Yesterday was momentous, but we should not lose sight of the head of the IMF saying that the Chinese renminbi could take
steps to becoming a global reserve currency. To be specific: Dominique Strauss-Kahn has in mind adding renminbi to the IMF’s Special Drawing Rights system. In itself, no big deal – but a
notable kiss being blown to Beijing.
It fits a trend. The Chinese, notoriously, manipulate the value of their currency to keep their goods cheap, so they can’t have their currency treated with reserve status. But power is
shifting – and America’s fiscal misbehaviour has unsettled international investors. John Peace, chairman of UK bank Standard Chartered, put it well the other day: “the last decade was characterized by ‘made in China’.
This one by ‘owned in China’. The next one: ‘paid by China’.” This week an Oxford academic, Karl Gerth, published a book As China Goes, So Goes the World, where he predicts
that it will soon become common for leading British shops to accept the renminbi.
China has long complained about the dollar’s status as a reserve currency, but it’s starting to act.
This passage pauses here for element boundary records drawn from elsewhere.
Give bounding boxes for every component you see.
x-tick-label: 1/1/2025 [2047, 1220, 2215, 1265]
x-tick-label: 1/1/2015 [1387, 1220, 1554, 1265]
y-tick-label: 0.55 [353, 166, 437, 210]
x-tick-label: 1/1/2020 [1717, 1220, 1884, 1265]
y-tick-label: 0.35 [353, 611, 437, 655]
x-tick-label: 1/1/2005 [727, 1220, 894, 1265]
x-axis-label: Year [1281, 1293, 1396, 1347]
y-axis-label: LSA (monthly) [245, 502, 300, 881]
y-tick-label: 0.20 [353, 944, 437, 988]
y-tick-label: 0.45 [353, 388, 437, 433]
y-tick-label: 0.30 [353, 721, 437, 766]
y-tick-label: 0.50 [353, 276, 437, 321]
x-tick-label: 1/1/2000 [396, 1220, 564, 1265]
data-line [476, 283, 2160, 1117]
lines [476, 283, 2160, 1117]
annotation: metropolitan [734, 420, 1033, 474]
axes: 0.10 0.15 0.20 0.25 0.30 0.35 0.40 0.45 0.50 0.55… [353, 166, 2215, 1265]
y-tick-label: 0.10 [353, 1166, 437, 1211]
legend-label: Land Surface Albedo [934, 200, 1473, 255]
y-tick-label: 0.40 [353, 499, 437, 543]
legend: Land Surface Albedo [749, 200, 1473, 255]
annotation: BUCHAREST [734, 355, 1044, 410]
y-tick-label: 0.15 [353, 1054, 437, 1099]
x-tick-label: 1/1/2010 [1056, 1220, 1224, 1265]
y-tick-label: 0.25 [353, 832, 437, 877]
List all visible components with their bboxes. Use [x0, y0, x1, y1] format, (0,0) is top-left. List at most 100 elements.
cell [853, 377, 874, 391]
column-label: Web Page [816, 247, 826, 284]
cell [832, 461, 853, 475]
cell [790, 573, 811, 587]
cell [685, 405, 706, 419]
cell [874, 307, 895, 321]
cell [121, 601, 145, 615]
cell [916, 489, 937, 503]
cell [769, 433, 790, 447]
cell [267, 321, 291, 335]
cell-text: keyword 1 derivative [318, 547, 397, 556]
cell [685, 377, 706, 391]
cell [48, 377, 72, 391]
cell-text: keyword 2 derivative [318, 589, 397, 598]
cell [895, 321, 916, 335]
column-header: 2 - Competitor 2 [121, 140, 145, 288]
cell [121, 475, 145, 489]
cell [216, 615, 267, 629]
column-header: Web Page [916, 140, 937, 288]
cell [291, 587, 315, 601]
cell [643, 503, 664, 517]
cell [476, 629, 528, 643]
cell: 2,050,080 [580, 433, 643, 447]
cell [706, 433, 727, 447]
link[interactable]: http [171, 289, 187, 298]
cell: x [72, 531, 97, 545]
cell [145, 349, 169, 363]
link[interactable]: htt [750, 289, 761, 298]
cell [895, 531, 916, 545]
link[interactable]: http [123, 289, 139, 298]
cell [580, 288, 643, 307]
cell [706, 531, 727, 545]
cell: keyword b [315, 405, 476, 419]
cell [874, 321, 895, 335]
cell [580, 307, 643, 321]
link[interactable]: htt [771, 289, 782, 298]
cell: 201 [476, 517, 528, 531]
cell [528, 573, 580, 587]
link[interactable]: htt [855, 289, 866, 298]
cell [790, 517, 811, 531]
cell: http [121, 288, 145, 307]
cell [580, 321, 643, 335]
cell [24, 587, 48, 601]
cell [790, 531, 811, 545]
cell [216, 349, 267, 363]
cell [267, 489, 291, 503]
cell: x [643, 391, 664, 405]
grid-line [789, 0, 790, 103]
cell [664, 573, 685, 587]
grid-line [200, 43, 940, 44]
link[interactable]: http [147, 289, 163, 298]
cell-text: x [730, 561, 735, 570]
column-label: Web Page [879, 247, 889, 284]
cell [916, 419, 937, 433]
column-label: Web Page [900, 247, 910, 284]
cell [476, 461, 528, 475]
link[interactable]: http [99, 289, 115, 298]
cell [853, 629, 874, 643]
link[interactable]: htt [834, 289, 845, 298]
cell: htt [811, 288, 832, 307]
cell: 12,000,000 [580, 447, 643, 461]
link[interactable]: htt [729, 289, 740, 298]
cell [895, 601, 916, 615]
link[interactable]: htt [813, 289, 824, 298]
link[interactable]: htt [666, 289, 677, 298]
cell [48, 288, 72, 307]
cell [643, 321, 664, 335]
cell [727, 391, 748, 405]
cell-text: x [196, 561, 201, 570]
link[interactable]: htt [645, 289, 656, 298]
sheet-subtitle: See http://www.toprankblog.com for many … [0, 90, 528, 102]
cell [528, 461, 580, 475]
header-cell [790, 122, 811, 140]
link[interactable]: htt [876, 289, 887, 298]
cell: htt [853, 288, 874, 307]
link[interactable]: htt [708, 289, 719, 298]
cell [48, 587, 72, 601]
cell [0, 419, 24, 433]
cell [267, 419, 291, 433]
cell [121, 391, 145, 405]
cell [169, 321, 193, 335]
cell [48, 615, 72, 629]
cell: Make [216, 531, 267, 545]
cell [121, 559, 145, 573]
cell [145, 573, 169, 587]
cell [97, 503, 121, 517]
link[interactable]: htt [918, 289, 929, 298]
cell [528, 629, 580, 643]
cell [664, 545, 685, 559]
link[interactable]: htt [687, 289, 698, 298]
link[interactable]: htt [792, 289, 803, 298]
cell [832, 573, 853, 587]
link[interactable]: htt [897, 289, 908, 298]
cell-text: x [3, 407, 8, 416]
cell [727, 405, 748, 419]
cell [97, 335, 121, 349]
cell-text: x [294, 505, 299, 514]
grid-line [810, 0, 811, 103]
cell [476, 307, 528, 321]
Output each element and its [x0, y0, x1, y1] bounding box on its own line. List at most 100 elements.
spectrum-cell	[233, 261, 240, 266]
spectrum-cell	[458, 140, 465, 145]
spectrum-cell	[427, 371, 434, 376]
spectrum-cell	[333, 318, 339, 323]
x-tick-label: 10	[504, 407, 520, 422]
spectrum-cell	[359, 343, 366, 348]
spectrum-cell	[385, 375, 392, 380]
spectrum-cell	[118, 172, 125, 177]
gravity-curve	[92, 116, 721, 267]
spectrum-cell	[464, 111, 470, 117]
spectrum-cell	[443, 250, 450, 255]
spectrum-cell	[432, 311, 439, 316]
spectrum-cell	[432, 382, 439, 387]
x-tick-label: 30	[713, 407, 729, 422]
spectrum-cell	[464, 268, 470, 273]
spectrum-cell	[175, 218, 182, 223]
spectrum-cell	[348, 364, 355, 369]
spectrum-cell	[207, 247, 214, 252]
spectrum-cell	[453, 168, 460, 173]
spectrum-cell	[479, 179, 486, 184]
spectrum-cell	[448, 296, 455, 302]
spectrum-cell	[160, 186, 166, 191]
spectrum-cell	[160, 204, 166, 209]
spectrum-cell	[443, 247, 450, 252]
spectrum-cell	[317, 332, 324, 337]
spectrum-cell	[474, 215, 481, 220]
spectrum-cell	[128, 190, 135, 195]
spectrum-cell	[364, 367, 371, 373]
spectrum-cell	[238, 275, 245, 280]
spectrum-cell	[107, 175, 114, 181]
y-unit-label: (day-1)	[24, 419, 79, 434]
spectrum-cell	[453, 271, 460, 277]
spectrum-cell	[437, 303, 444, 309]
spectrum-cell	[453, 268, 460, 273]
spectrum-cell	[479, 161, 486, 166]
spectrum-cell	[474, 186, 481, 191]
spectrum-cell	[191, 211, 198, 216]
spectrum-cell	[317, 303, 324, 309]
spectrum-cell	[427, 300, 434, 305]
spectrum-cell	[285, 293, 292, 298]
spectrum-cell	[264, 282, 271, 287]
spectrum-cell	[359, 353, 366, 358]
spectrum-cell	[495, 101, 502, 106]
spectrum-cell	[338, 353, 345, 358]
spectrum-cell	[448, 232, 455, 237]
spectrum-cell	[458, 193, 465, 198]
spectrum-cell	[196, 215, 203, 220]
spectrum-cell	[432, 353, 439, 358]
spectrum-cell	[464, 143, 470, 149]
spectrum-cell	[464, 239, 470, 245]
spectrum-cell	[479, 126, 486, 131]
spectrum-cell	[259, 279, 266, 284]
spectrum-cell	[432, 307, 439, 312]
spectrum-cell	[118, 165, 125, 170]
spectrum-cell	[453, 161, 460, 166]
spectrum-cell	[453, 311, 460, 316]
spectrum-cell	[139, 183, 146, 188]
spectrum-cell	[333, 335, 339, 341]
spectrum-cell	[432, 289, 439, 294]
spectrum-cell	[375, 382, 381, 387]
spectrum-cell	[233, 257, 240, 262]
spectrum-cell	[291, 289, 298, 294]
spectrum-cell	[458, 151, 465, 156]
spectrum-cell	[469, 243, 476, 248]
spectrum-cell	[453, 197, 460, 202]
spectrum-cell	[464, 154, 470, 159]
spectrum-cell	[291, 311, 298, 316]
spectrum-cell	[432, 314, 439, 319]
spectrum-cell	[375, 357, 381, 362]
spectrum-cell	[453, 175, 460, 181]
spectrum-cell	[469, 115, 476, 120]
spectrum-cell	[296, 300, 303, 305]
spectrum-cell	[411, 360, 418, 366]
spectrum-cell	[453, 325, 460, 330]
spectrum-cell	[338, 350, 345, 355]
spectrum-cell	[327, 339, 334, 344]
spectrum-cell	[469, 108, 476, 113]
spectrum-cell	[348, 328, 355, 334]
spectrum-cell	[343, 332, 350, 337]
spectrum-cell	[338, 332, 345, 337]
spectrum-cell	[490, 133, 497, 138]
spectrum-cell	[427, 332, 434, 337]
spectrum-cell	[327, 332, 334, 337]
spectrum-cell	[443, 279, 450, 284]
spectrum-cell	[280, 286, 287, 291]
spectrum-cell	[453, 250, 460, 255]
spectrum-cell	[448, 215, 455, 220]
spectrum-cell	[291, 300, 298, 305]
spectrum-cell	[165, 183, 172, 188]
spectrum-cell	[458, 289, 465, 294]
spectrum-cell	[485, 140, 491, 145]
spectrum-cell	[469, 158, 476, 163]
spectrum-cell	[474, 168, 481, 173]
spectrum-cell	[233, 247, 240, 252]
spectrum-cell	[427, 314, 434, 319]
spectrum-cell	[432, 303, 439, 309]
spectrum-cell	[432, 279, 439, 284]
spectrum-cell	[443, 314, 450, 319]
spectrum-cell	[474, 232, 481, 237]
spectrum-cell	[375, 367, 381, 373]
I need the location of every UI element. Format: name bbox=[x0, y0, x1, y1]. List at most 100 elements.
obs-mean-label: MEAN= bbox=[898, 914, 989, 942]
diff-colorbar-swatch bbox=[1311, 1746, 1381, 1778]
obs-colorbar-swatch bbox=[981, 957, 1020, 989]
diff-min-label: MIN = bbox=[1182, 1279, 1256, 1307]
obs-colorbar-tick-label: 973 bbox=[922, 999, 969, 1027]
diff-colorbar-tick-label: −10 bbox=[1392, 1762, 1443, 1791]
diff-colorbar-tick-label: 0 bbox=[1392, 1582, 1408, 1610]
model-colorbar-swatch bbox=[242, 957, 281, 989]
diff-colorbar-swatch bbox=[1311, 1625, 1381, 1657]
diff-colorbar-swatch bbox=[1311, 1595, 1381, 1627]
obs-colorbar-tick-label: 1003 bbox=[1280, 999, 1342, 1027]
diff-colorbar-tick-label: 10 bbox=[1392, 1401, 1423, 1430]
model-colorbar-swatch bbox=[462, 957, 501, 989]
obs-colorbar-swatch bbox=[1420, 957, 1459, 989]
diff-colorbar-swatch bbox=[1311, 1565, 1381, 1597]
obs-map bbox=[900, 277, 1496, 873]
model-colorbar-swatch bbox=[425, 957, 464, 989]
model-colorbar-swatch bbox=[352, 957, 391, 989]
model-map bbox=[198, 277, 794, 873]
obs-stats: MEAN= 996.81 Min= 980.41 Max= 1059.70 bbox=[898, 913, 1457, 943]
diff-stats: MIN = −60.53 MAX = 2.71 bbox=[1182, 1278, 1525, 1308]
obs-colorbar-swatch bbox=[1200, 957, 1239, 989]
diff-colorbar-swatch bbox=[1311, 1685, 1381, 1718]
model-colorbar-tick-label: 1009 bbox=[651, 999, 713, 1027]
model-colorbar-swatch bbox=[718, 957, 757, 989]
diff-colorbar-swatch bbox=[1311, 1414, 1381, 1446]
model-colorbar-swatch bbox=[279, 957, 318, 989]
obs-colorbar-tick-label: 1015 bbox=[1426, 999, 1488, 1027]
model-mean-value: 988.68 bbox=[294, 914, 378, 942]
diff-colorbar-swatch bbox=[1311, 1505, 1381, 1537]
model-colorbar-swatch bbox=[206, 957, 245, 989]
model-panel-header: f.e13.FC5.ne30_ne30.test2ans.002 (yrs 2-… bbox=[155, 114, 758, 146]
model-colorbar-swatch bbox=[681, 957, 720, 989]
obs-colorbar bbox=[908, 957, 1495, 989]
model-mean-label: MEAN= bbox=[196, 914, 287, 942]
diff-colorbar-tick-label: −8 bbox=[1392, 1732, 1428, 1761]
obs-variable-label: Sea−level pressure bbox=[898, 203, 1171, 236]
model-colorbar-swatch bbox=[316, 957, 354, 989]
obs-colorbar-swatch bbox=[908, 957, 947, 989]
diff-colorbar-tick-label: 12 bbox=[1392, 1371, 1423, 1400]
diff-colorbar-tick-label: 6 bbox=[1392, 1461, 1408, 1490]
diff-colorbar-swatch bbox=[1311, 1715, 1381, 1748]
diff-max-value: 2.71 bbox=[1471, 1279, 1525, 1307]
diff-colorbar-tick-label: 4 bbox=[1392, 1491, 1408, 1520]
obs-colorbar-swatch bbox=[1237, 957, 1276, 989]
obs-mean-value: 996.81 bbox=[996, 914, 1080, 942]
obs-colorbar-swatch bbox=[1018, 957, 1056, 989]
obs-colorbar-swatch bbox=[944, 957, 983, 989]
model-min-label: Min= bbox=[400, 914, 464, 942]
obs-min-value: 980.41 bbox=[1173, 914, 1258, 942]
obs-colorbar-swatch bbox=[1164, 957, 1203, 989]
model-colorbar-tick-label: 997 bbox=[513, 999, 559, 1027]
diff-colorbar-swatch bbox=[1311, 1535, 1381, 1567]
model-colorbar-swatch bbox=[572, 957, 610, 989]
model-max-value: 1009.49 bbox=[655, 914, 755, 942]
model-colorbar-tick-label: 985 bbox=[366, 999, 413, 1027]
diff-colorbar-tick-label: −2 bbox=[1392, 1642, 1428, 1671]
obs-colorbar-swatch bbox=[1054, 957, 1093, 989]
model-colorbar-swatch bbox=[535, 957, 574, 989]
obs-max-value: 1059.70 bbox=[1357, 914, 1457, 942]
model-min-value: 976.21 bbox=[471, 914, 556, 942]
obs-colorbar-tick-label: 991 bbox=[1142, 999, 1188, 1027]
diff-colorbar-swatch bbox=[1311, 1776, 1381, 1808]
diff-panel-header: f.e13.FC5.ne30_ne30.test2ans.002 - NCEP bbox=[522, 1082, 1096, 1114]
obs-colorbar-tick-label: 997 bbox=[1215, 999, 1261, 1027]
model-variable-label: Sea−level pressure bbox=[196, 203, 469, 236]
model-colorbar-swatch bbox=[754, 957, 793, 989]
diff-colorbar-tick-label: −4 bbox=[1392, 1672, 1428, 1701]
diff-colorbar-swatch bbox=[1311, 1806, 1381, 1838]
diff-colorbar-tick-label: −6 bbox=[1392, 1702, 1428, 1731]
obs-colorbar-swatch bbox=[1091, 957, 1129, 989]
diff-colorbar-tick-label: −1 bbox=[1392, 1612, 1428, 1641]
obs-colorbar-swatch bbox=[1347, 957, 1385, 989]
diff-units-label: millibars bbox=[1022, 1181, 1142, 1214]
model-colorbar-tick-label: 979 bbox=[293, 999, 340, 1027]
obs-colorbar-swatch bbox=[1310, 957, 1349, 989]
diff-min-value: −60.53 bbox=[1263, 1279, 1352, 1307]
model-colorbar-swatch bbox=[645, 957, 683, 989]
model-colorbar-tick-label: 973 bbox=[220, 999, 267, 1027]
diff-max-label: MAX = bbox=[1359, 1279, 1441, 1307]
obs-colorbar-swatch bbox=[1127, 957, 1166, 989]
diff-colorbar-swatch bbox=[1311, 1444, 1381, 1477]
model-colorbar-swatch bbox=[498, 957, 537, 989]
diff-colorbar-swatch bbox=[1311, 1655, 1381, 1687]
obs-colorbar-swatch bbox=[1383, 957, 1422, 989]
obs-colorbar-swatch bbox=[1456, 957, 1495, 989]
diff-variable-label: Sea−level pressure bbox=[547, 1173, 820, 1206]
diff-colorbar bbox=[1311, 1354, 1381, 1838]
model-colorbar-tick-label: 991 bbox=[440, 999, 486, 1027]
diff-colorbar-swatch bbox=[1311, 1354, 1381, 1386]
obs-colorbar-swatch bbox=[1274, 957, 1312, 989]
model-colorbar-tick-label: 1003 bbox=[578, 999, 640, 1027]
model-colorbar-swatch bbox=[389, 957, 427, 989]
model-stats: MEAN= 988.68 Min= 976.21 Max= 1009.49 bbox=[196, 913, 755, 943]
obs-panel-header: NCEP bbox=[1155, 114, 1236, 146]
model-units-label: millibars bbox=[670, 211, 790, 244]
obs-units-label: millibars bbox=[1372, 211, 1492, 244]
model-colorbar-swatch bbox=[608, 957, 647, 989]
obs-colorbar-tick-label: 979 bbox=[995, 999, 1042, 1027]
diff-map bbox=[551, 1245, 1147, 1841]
A few weeks
back, Russia and China said they’d abandon dollar trade dealings with each other and use their own
currencies instead. With Obama now printing freshly-minted dollars to fund his own staggering debt-fuelled consumption drive, you can understand how international investors would be nervous. But so
far, they’ve not had very much real choice. There is the distinct sense of all this changing, and sooner than the West would like.